Kutarik sudut demi sudut hingga sprei itu terlepas. Kuganti dengan yang baru. Kali ini aku memilih sprei berwarna biru muda yang terasa halus dan tenang dipandang.

Kuangkat kasur untuk memudahkanku memasang sprei. Seketika gerakku terhenti. Pandanganku tertuju apa sesuatu berwarna merah mencolok di bawah kasur. Kuraih benda itu.

Beha merah ini... bukan milikku.

Beberapa detik awal aku hanya bisa terdiam. Detik selanjutnya aku menjerit dan menangis histeris.

Kupandangi beha di tanganku dalam buram air mata. Ini bukan milikku. Bukan. Hanya itu yang terus berputar dalam kepalaku. Aku berpikir untuk membuang benda ini atau bahkan membakarnya. Tapi kemudian aku memilih berdiam diri sambil mengatur napas. Ketika tangisku mereda, aku bisa berpikir jernih.

Dalaman ini pasti milik Yati. Hanya dia yang punya dada sebesar buah kelapa. Tidak mungkin ini milik Issa. Lihat saja ukuran jumbo beha ini. Sangat tidak manusiawi. Tidak salah lagi ini pasti milik Yati. Aku yakin.

Kupandangi beha ini bolak-balik. Warnanya merah menggoda seperti cabai. Di bagian depan dan belakangnya berhias brukat layaknya beha ibu-ibu pada umumnya. Tak mungkin aku mengenakan beha kolot macam ini.

Kudekatkan beha itu ke depan hidung. Mengendusnya. Hoak cuh! Tercium bau asam keringat. Aku tidak mengerti bagaimana bisa Rodie bernafsu pada aroma ini. Mereka pasti berhubungan di kamarku sampai-sampai beha bekas Yati tertinggal di bawah kasur.
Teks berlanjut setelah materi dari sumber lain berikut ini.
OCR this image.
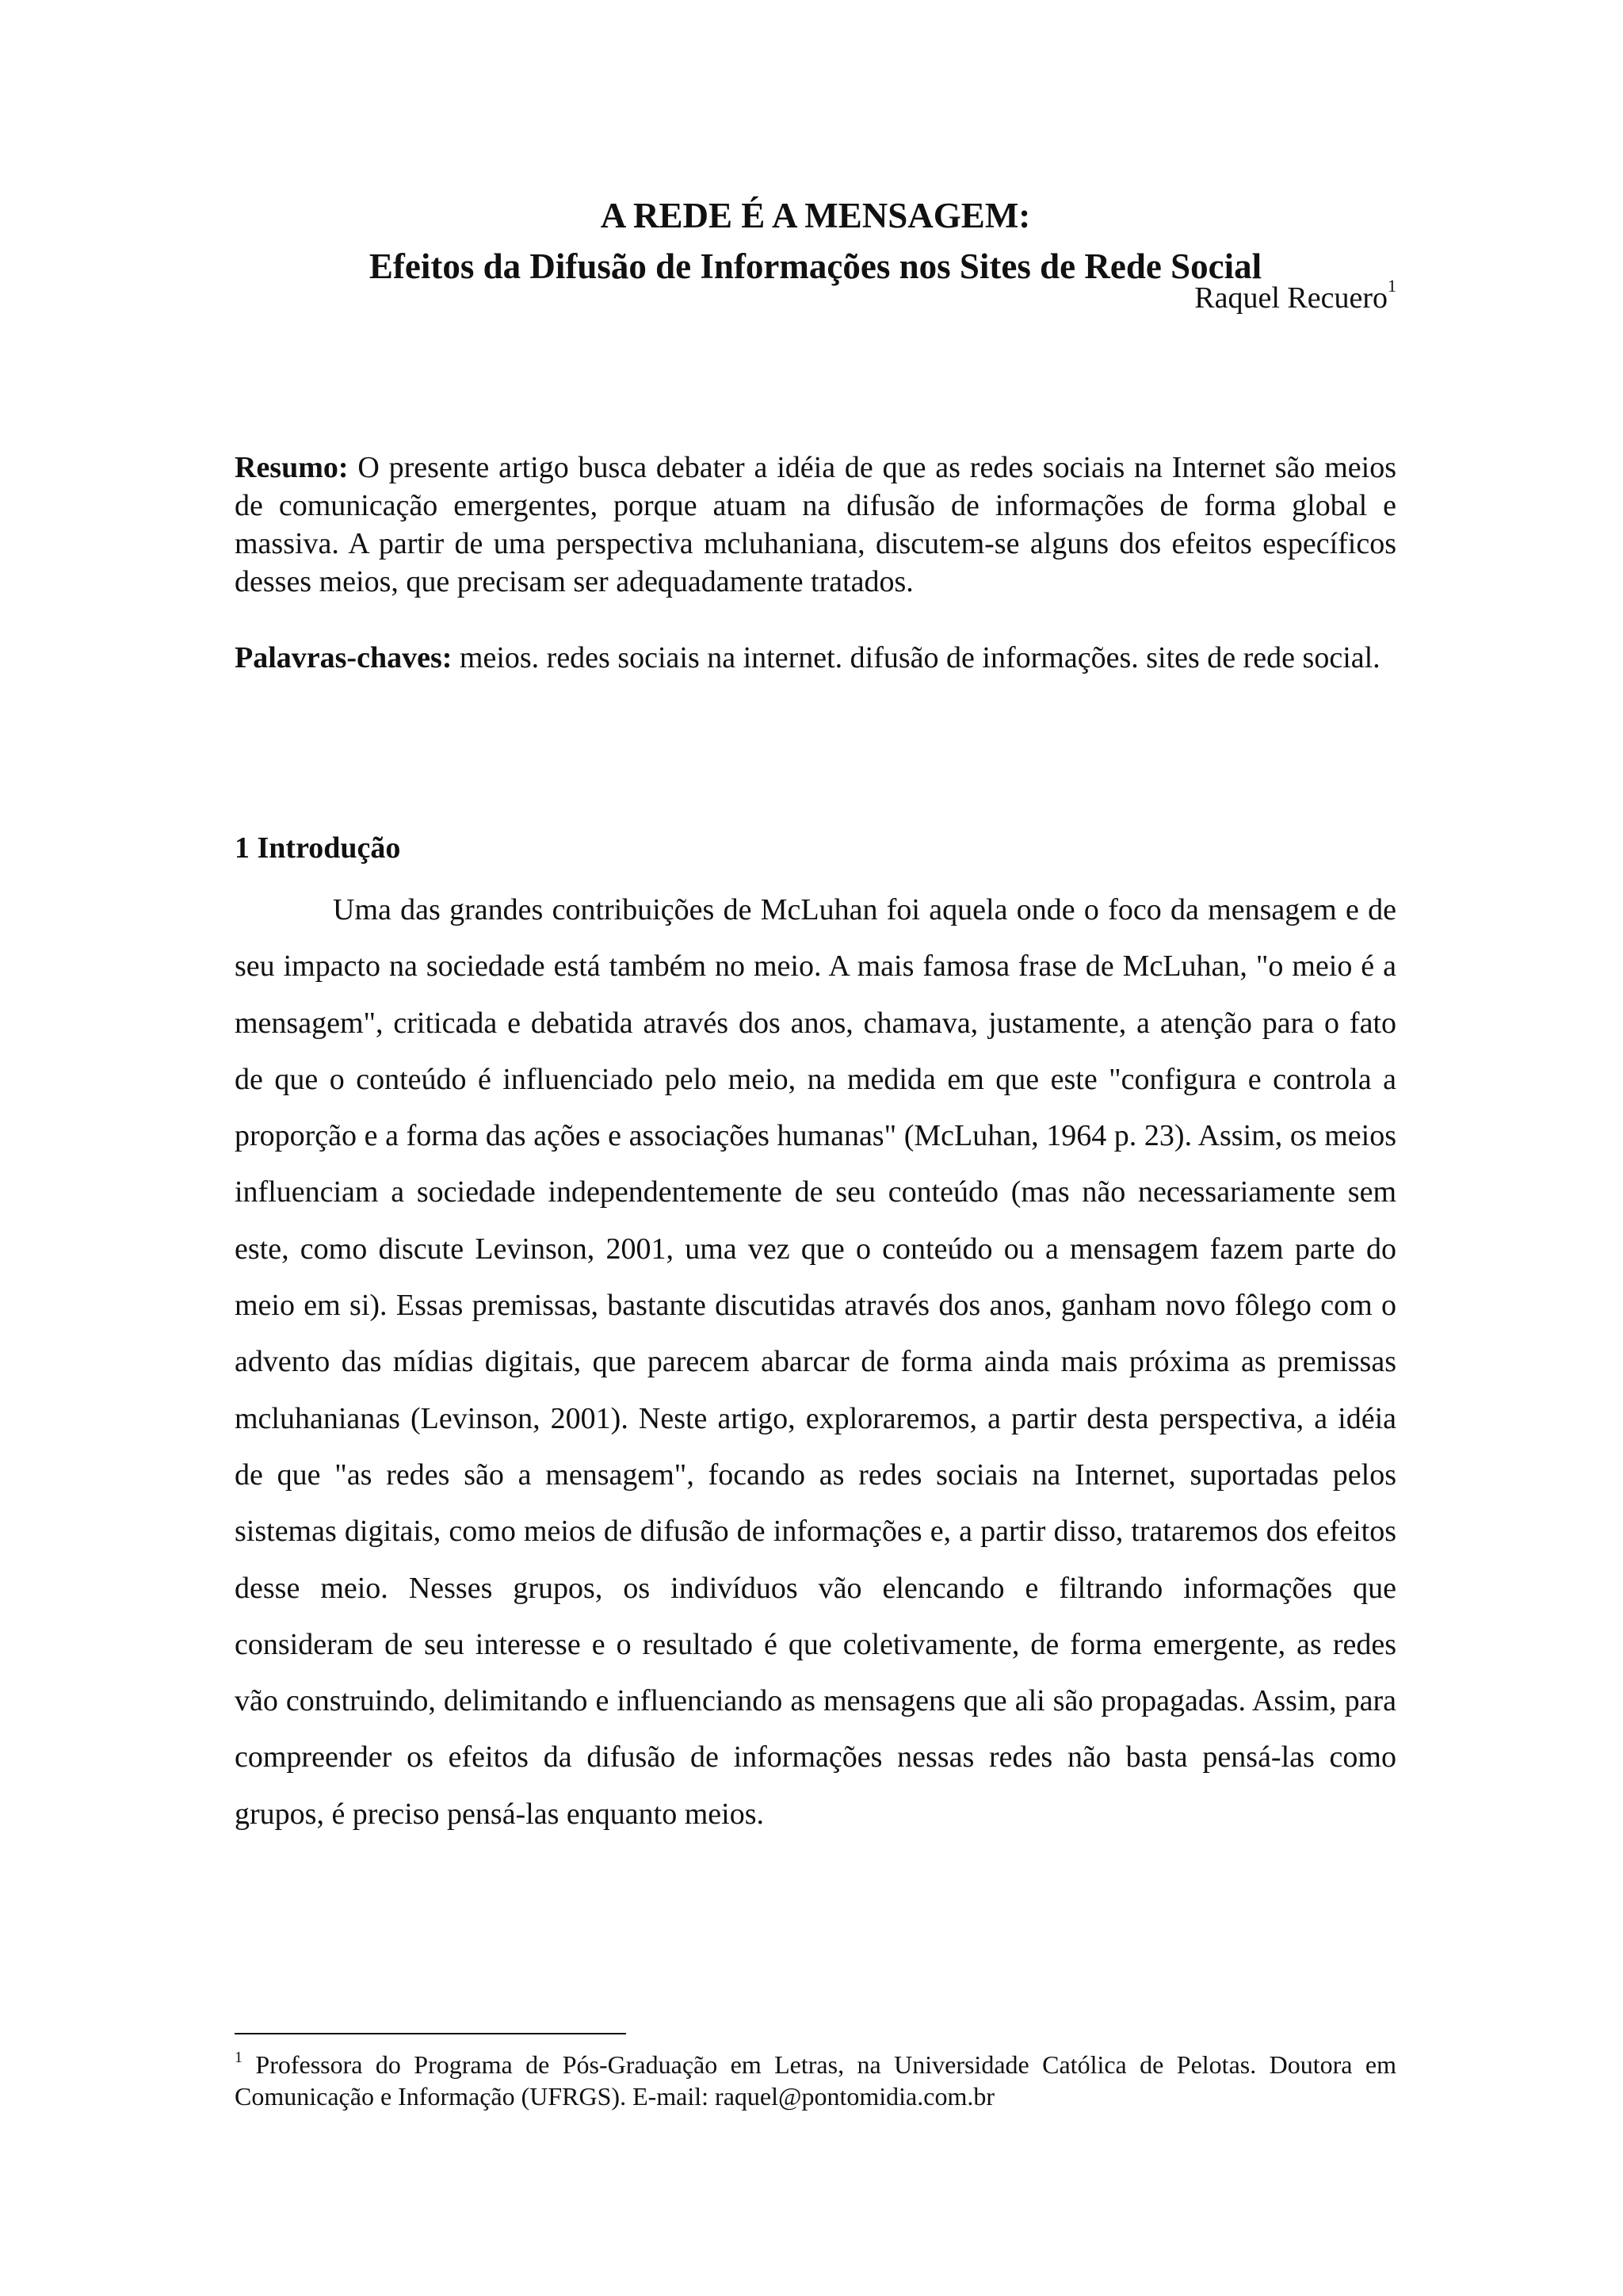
A REDE É A MENSAGEM:
Efeitos da Difusão de Informações nos Sites de Rede Social
Raquel Recuero$^1$

Resumo: O presente artigo busca debater a idéia de que as redes sociais na Internet são meios de comunicação emergentes, porque atuam na difusão de informações de forma global e massiva. A partir de uma perspectiva mcluhaniana, discutem-se alguns dos efeitos específicos desses meios, que precisam ser adequadamente tratados.

Palavras-chaves: meios. redes sociais na internet. difusão de informações. sites de rede social.

1 Introdução

Uma das grandes contribuições de McLuhan foi aquela onde o foco da mensagem e de seu impacto na sociedade está também no meio. A mais famosa frase de McLuhan, "o meio é a mensagem", criticada e debatida através dos anos, chamava, justamente, a atenção para o fato de que o conteúdo é influenciado pelo meio, na medida em que este "configura e controla a proporção e a forma das ações e associações humanas" (McLuhan, 1964 p. 23). Assim, os meios influenciam a sociedade independentemente de seu conteúdo (mas não necessariamente sem este, como discute Levinson, 2001, uma vez que o conteúdo ou a mensagem fazem parte do meio em si). Essas premissas, bastante discutidas através dos anos, ganham novo fôlego com o advento das mídias digitais, que parecem abarcar de forma ainda mais próxima as premissas mcluhanianas (Levinson, 2001). Neste artigo, exploraremos, a partir desta perspectiva, a idéia de que "as redes são a mensagem", focando as redes sociais na Internet, suportadas pelos sistemas digitais, como meios de difusão de informações e, a partir disso, trataremos dos efeitos desse meio. Nesses grupos, os indivíduos vão elencando e filtrando informações que consideram de seu interesse e o resultado é que coletivamente, de forma emergente, as redes vão construindo, delimitando e influenciando as mensagens que ali são propagadas. Assim, para compreender os efeitos da difusão de informações nessas redes não basta pensá-las como grupos, é preciso pensá-las enquanto meios.

$^1$ Professora do Programa de Pós-Graduação em Letras, na Universidade Católica de Pelotas. Doutora em Comunicação e Informação (UFRGS). E-mail: raquel@pontomidia.com.br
Yang jadi pertanyaan, apa dia pulang tak pakai beha?

Semakin lama aku semakin tahu pribadi Yati yang sesungguhnya. Dia tidak mau kalah, picik dan cemburuan. Bisa-bisanya dia meninggalkan jejak di kamarku seolah ingin memberi tahu bahwa dia telah berhubungan badan dengan Rodie di atas kasurku.

Kumasukkan benda ini ke dalam tas. Akan kulempar ke wajah Rodie kalau nanti aku bertemu dengannya.

-o0o-

Hari ini aku bekerja dengan mata bengkak. Ketika Itoh bertanya, aku hanya berkelit bahwa sepertinya mataku baru dipipisi kecoa.

"Udah satu minggu ini Prof Rodie nggak praktek, Na. Katanya dia lagi dirawat di rumah sakit ini. Kena GERD. Kamu udah nengok?"

"Belum," jawabku pendek.

"Ih, nengok atuh! Kemarin aku sama Enin Rini nengok Prof Rodie. Badannya kurus. Matanya cekung. Keliatan banget kayak orang sakit."

"Oh."

Aku membereskan pekerjaanku dengan menumpuk rekam medis biar petugas rekam medis tinggal mengambilnya.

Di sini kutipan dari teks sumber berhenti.